Groups hit DFA stance on comfort woman statue
MANILA, Philippines — The Department of Foreign Affairs (DFA) should maintain a sense of dignity by not submitting to the Japanese government after it protested the erection of a statue honoring Filipino comfort women, two militant women’s groups said yesterday.
The DFA should assert instead sovereignty and historical integrity by initiating talks for Japan to officially recognize their history and demands for justice that the former war aggressor has ignored and dismissed as a past better forgotten, Gabriela and Lila Pilipina said.
The two groups urged the city government of Manila and the National Historical Commission of the Philippines to stand their ground to keep the statue and host many more actions to raise public awareness about comfort women.
The statue stands at the corner of Roxas Boulevard and Quirino Avenue in Manila.
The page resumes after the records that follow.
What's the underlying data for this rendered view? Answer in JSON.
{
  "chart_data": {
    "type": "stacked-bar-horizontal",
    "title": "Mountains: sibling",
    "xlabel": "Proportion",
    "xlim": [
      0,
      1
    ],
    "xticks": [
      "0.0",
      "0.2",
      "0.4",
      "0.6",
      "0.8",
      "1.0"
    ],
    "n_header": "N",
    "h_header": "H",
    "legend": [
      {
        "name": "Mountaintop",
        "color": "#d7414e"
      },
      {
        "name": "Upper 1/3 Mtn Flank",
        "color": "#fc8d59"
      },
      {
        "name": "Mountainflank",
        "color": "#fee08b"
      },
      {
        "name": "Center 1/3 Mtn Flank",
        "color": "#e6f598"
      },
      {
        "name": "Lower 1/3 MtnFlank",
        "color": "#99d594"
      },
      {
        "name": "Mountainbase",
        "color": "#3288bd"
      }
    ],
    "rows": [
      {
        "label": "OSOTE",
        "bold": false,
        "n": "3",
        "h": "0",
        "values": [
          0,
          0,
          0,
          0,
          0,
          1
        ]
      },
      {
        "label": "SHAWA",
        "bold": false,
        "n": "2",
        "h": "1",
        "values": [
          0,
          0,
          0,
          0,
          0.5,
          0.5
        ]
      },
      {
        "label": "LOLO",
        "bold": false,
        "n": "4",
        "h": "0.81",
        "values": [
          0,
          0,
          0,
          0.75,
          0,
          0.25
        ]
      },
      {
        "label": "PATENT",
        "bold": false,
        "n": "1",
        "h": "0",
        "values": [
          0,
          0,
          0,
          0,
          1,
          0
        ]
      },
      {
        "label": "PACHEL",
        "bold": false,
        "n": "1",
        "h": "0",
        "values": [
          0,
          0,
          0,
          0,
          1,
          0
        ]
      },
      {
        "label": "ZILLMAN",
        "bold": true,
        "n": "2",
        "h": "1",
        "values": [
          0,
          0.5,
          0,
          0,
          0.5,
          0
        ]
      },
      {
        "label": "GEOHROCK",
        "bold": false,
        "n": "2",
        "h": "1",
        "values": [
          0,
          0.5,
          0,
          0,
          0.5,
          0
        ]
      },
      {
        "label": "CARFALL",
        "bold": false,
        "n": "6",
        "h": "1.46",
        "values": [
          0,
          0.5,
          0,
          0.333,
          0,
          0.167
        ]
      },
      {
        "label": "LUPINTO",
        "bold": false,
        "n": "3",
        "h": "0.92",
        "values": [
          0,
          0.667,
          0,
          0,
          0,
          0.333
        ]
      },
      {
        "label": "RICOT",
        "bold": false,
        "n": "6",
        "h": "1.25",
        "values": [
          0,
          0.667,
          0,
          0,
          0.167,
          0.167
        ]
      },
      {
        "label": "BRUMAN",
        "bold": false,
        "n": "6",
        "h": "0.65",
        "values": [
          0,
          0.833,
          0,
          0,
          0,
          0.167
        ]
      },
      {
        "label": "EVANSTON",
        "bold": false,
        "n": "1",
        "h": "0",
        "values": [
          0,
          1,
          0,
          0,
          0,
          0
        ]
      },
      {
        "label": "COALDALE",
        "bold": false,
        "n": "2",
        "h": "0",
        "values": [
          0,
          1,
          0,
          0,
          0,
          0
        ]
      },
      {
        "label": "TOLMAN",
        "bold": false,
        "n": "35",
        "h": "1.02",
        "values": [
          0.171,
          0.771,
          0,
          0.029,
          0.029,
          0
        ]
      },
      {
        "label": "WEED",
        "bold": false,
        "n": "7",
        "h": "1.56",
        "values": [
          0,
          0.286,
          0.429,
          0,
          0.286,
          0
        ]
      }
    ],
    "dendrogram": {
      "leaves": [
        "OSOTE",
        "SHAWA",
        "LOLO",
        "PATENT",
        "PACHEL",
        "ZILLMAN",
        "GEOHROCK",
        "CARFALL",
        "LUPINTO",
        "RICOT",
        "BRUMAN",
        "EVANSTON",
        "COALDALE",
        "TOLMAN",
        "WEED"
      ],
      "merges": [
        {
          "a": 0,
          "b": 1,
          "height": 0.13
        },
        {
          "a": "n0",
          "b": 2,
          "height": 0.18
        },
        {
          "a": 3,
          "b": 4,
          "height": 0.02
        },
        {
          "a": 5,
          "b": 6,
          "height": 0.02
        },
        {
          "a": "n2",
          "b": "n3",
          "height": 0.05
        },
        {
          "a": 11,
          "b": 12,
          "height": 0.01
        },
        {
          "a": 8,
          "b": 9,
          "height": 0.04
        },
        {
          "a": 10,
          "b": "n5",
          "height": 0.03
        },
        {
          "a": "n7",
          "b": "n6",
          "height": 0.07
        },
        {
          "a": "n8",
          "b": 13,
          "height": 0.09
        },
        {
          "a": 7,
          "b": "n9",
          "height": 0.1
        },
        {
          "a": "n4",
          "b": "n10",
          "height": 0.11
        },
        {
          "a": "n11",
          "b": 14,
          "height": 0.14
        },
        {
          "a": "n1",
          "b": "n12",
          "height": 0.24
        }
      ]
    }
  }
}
“Honoring our past and drawing lessons from it is a patriotic right and duty,” Gabriela vice chairperson Gert Libang said.
The Japanese embassy reportedly reminded the city government that sisterhood ties between San Francisco in the United States and Osaka were severed because of a comfort woman statue erected on private land.
Gabriela alleged that Japan may turn to trade sanctions and delays in fund transfers to compel the government to remove the statue, which was commissioned by the Tulay Foundation, a Chinese-Filipino civic group.
Gabriela and Lila Pilipina, whose members were forced into sexual slavery by the Japanese army during World War II, said they want the statue to remain as a reminder that Japan “should honestly do what the comfort women have been demanding for decades, that is official recognition, official apology, and official direct reparations,” Libang said.
Tokyo issued an apology in 1993, which acknowledged the military’s involvement in the coercive brothel system but refused to admit government’s direct hand in it.